We won the election!  I’m glad but not surprised.  I mean, who, in their right mind, would vote against F.D.R. as we are successfully fighting fascism overseas and poverty at home.   Okay, people did vote against us.  We won by a comfortable margin, but by the smallest margin of F.D.R.’s four elections.  I don’t know who these anti-New Deal voters were because we didn’t meet them on the campaign trail. But even with a smaller margin it was still a win for F.D.R., H.A., and the New Deal.   Socialist Party candidate Norman Thomas, who I supported years ago, gained less than 80,000 votes of nearly 50 million cast.   I still respect Norman Thomas, but H.A. and the New Deal are implementing many of the programs that the Socialists have been preaching about years.  I’ll go with implementation of real policies over dreams of a better someday everytime.

Except for a few meetings, H.A. had little contact with F.D.R. during the campaign.  The campaign’s design was to have F.D.R. visibly running the war effort with H.A. traveling the country by train and car campaigning on behalf of the ticket.  The pace of the campaign was hectic and the crowds enthusiastic and adoring.  Even with H.A. being the active campaigner, this was a contest between F.D.R. and the Republican nominee, Thomas E. Dewey, Governor of New York. 

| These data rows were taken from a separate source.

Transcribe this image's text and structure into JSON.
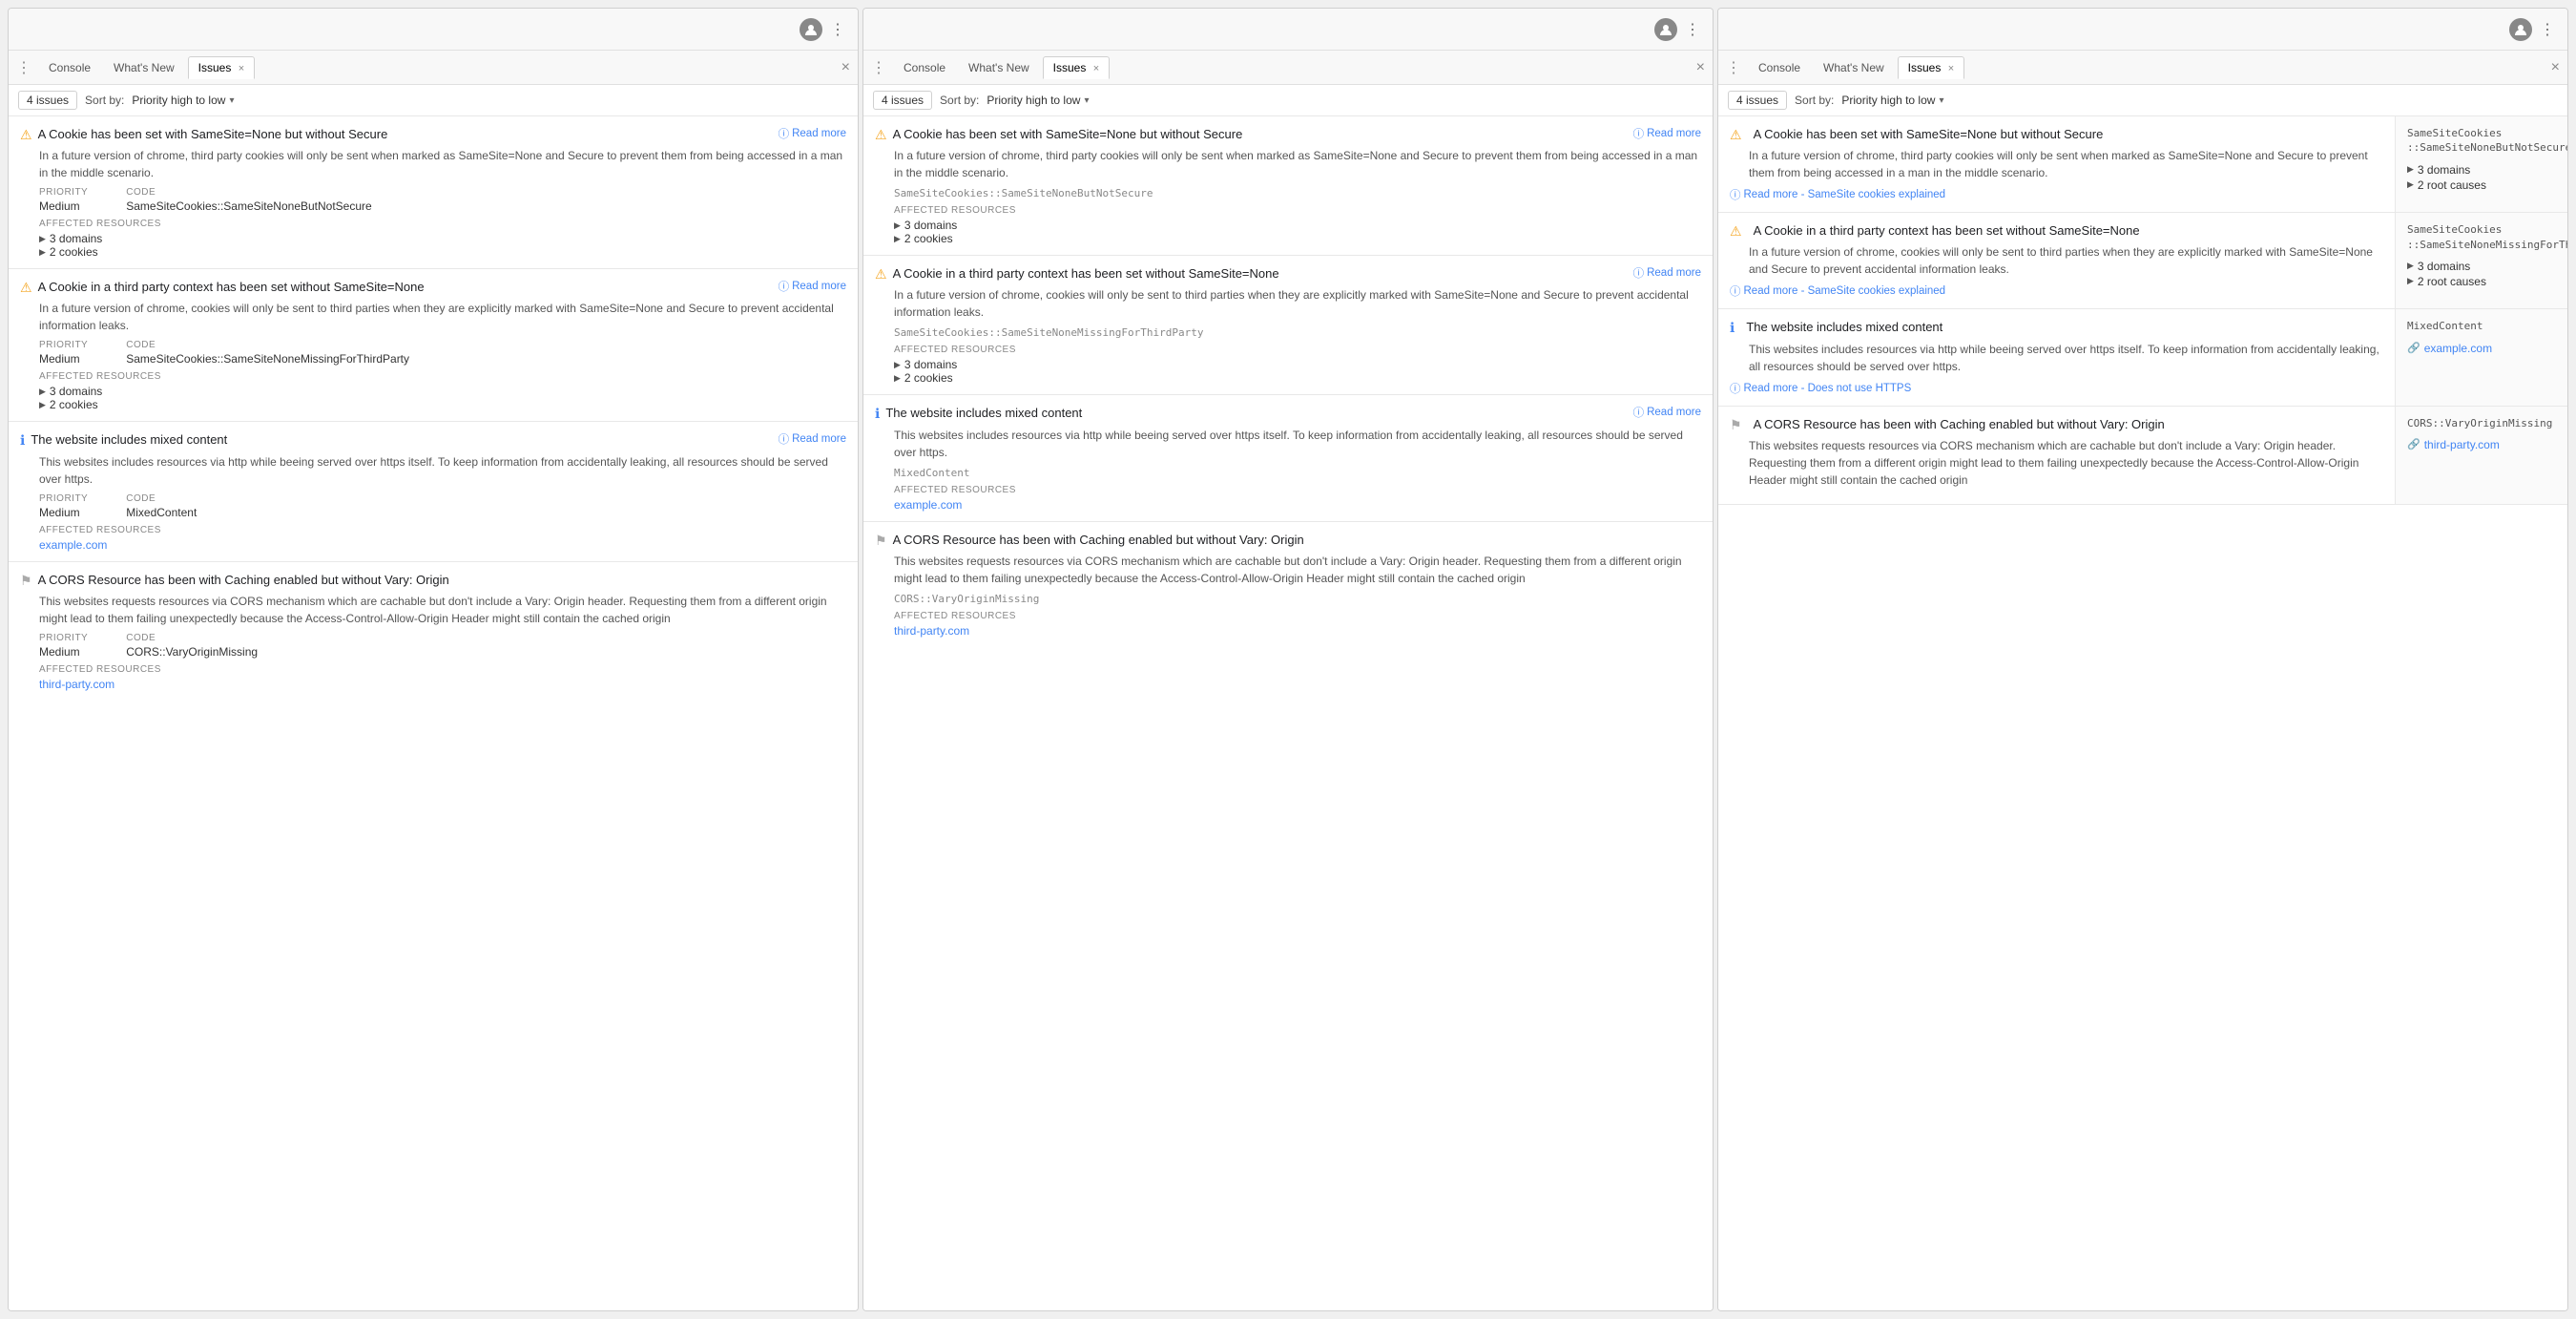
{
  "panels": [
    {
      "id": "panel-left",
      "topbar": {
        "avatar": "👤",
        "dots": "⋮"
      },
      "tabs": [
        {
          "id": "console",
          "label": "Console",
          "active": false,
          "closable": false
        },
        {
          "id": "whatsnew",
          "label": "What's New",
          "active": false,
          "closable": false
        },
        {
          "id": "issues",
          "label": "Issues",
          "active": true,
          "closable": true
        }
      ],
      "toolbar": {
        "count": "4 issues",
        "sort_label": "Sort by:",
        "sort_value": "Priority high to low"
      },
      "issues": [
        {
          "id": "issue-1",
          "icon": "warn",
          "title": "A Cookie has been set with SameSite=None but without Secure",
          "read_more": "Read more",
          "description": "In a future version of chrome, third party cookies will only be sent when marked as SameSite=None and Secure to prevent them from being accessed in a man in the middle scenario.",
          "priority_label": "PRIORITY",
          "priority_value": "Medium",
          "code_label": "CODE",
          "code_value": "SameSiteCookies::SameSiteNoneButNotSecure",
          "affected_label": "AFFECTED RESOURCES",
          "affected": [
            "3 domains",
            "2 cookies"
          ],
          "link": null
        },
        {
          "id": "issue-2",
          "icon": "warn",
          "title": "A Cookie in a third party context has been set without SameSite=None",
          "read_more": "Read more",
          "description": "In a future version of chrome, cookies will only be sent to third parties when they are explicitly marked with SameSite=None and Secure to prevent accidental information leaks.",
          "priority_label": "PRIORITY",
          "priority_value": "Medium",
          "code_label": "CODE",
          "code_value": "SameSiteCookies::SameSiteNoneMissingForThirdParty",
          "affected_label": "AFFECTED RESOURCES",
          "affected": [
            "3 domains",
            "2 cookies"
          ],
          "link": null
        },
        {
          "id": "issue-3",
          "icon": "info",
          "title": "The website includes mixed content",
          "read_more": "Read more",
          "description": "This websites includes resources via http while beeing served over https itself. To keep information from accidentally leaking, all resources should be served over https.",
          "priority_label": "PRIORITY",
          "priority_value": "Medium",
          "code_label": "CODE",
          "code_value": "MixedContent",
          "affected_label": "AFFECTED RESOURCES",
          "affected": [],
          "link": "example.com"
        },
        {
          "id": "issue-4",
          "icon": "flag",
          "title": "A CORS Resource has been with Caching enabled but without Vary: Origin",
          "read_more": null,
          "description": "This websites requests resources via CORS mechanism which are cachable but don't include a Vary: Origin header. Requesting them from a different origin might lead to them failing unexpectedly because the Access-Control-Allow-Origin Header might still contain the cached origin",
          "priority_label": "PRIORITY",
          "priority_value": "Medium",
          "code_label": "CODE",
          "code_value": "CORS::VaryOriginMissing",
          "affected_label": "AFFECTED RESOURCES",
          "affected": [],
          "link": "third-party.com"
        }
      ]
    },
    {
      "id": "panel-middle",
      "topbar": {
        "avatar": "👤",
        "dots": "⋮"
      },
      "tabs": [
        {
          "id": "console",
          "label": "Console",
          "active": false,
          "closable": false
        },
        {
          "id": "whatsnew",
          "label": "What's New",
          "active": false,
          "closable": false
        },
        {
          "id": "issues",
          "label": "Issues",
          "active": true,
          "closable": true
        }
      ],
      "toolbar": {
        "count": "4 issues",
        "sort_label": "Sort by:",
        "sort_value": "Priority high to low"
      },
      "issues": [
        {
          "id": "issue-1",
          "icon": "warn",
          "title": "A Cookie has been set with SameSite=None but without Secure",
          "read_more": "Read more",
          "description": "In a future version of chrome, third party cookies will only be sent when marked as SameSite=None and Secure to prevent them from being accessed in a man in the middle scenario.",
          "code_value": "SameSiteCookies::SameSiteNoneButNotSecure",
          "affected_label": "AFFECTED RESOURCES",
          "affected": [
            "3 domains",
            "2 cookies"
          ],
          "link": null
        },
        {
          "id": "issue-2",
          "icon": "warn",
          "title": "A Cookie in a third party context has been set without SameSite=None",
          "read_more": "Read more",
          "description": "In a future version of chrome, cookies will only be sent to third parties when they are explicitly marked with SameSite=None and Secure to prevent accidental information leaks.",
          "code_value": "SameSiteCookies::SameSiteNoneMissingForThirdParty",
          "affected_label": "AFFECTED RESOURCES",
          "affected": [
            "3 domains",
            "2 cookies"
          ],
          "link": null
        },
        {
          "id": "issue-3",
          "icon": "info",
          "title": "The website includes mixed content",
          "read_more": "Read more",
          "description": "This websites includes resources via http while beeing served over https itself. To keep information from accidentally leaking, all resources should be served over https.",
          "code_value": "MixedContent",
          "affected_label": "AFFECTED RESOURCES",
          "affected": [],
          "link": "example.com"
        },
        {
          "id": "issue-4",
          "icon": "flag",
          "title": "A CORS Resource has been with Caching enabled but without Vary: Origin",
          "read_more": null,
          "description": "This websites requests resources via CORS mechanism which are cachable but don't include a Vary: Origin header. Requesting them from a different origin might lead to them failing unexpectedly because the Access-Control-Allow-Origin Header might still contain the cached origin",
          "code_value": "CORS::VaryOriginMissing",
          "affected_label": "AFFECTED RESOURCES",
          "affected": [],
          "link": "third-party.com"
        }
      ]
    },
    {
      "id": "panel-right",
      "topbar": {
        "avatar": "👤",
        "dots": "⋮"
      },
      "tabs": [
        {
          "id": "console",
          "label": "Console",
          "active": false,
          "closable": false
        },
        {
          "id": "whatsnew",
          "label": "What's New",
          "active": false,
          "closable": false
        },
        {
          "id": "issues",
          "label": "Issues",
          "active": true,
          "closable": true
        }
      ],
      "toolbar": {
        "count": "4 issues",
        "sort_label": "Sort by:",
        "sort_value": "Priority high to low"
      },
      "issues": [
        {
          "id": "issue-1",
          "icon": "warn",
          "title": "A Cookie has been set with SameSite=None but without Secure",
          "description": "In a future version of chrome, third party cookies will only be sent when marked as SameSite=None and Secure to prevent them from being accessed in a man in the middle scenario.",
          "read_more": "Read more - SameSite cookies explained",
          "sidebar_code": "SameSiteCookies\n::SameSiteNoneButNotSecure",
          "sidebar_stats": [
            "3 domains",
            "2 root causes"
          ]
        },
        {
          "id": "issue-2",
          "icon": "warn",
          "title": "A Cookie in a third party context has been set without SameSite=None",
          "description": "In a future version of chrome, cookies will only be sent to third parties when they are explicitly marked with SameSite=None and Secure to prevent accidental information leaks.",
          "read_more": "Read more - SameSite cookies explained",
          "sidebar_code": "SameSiteCookies\n::SameSiteNoneMissingForThirdParty",
          "sidebar_stats": [
            "3 domains",
            "2 root causes"
          ]
        },
        {
          "id": "issue-3",
          "icon": "info",
          "title": "The website includes mixed content",
          "description": "This websites includes resources via http while beeing served over https itself. To keep information from accidentally leaking, all resources should be served over https.",
          "read_more": "Read more - Does not use HTTPS",
          "sidebar_code": "MixedContent",
          "sidebar_stats": [],
          "sidebar_link": "example.com"
        },
        {
          "id": "issue-4",
          "icon": "flag",
          "title": "A CORS Resource has been with Caching enabled but without Vary: Origin",
          "description": "This websites requests resources via CORS mechanism which are cachable but don't include a Vary: Origin header. Requesting them from a different origin might lead to them failing unexpectedly because the Access-Control-Allow-Origin Header might still contain the cached origin",
          "read_more": null,
          "sidebar_code": "CORS::VaryOriginMissing",
          "sidebar_stats": [],
          "sidebar_link": "third-party.com"
        }
      ]
    }
  ],
  "icons": {
    "warn": "⚠",
    "info": "ℹ",
    "flag": "⚑",
    "close": "✕",
    "triangle": "▶",
    "chevron": "▾",
    "read_more_icon": "ⓘ",
    "link_icon": "🔗",
    "dots": "⋮"
  },
  "labels": {
    "priority": "PRIORITY",
    "code": "CODE",
    "affected": "AFFECTED RESOURCES",
    "sort_by": "Sort by:",
    "close_label": "×"
  }
}
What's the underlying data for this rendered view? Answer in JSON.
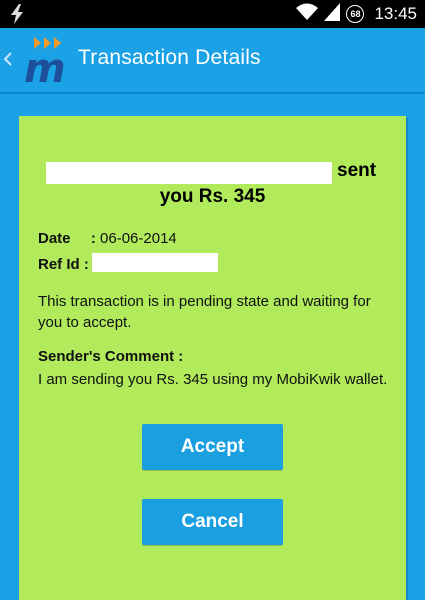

Dewey had an energetic campaign.  His campaign was against the New Deal and a return to a small federal government that did not interfere in business.  To some Republicans regulation of business is seen as the first steps of a communist takeover.  Dewey even accused F.D.R. as being “indispensable” to corrupt government officials and American Communists.  But the vast majority of Americans either ignored or laughed off this extreme rhetoric.

At the end of the campaign, F.D.R. jumped back into the race with a speech in Chicago’s Soldiers Field.  He promoted his progressive vision of postwar America with an economy of sixty million jobs, new programs on conservation and crop insurance, healthcare and housing, and promoting unionization by removing barriers on collective bargaining.  H.A. was thrilled by the speech, it showed that F.D.R. was back in fighting form and wanted to advance the New Deal.

This year we go right back to work in the Administration.  When H.A. first won the Vice Presidency in 1940, he, and I, were jobless.  H.A. had to resign as Secretary of the Agriculture to run for office and once the campaign was over we had nothing to do until the Inaugural in January.  However, H.A. is not good at being idle. 

H.A. had been studying Spanish for several years and thought this would be a good opportunity to immerse himself in the language by taking a trip to one or more of our southern neighbors.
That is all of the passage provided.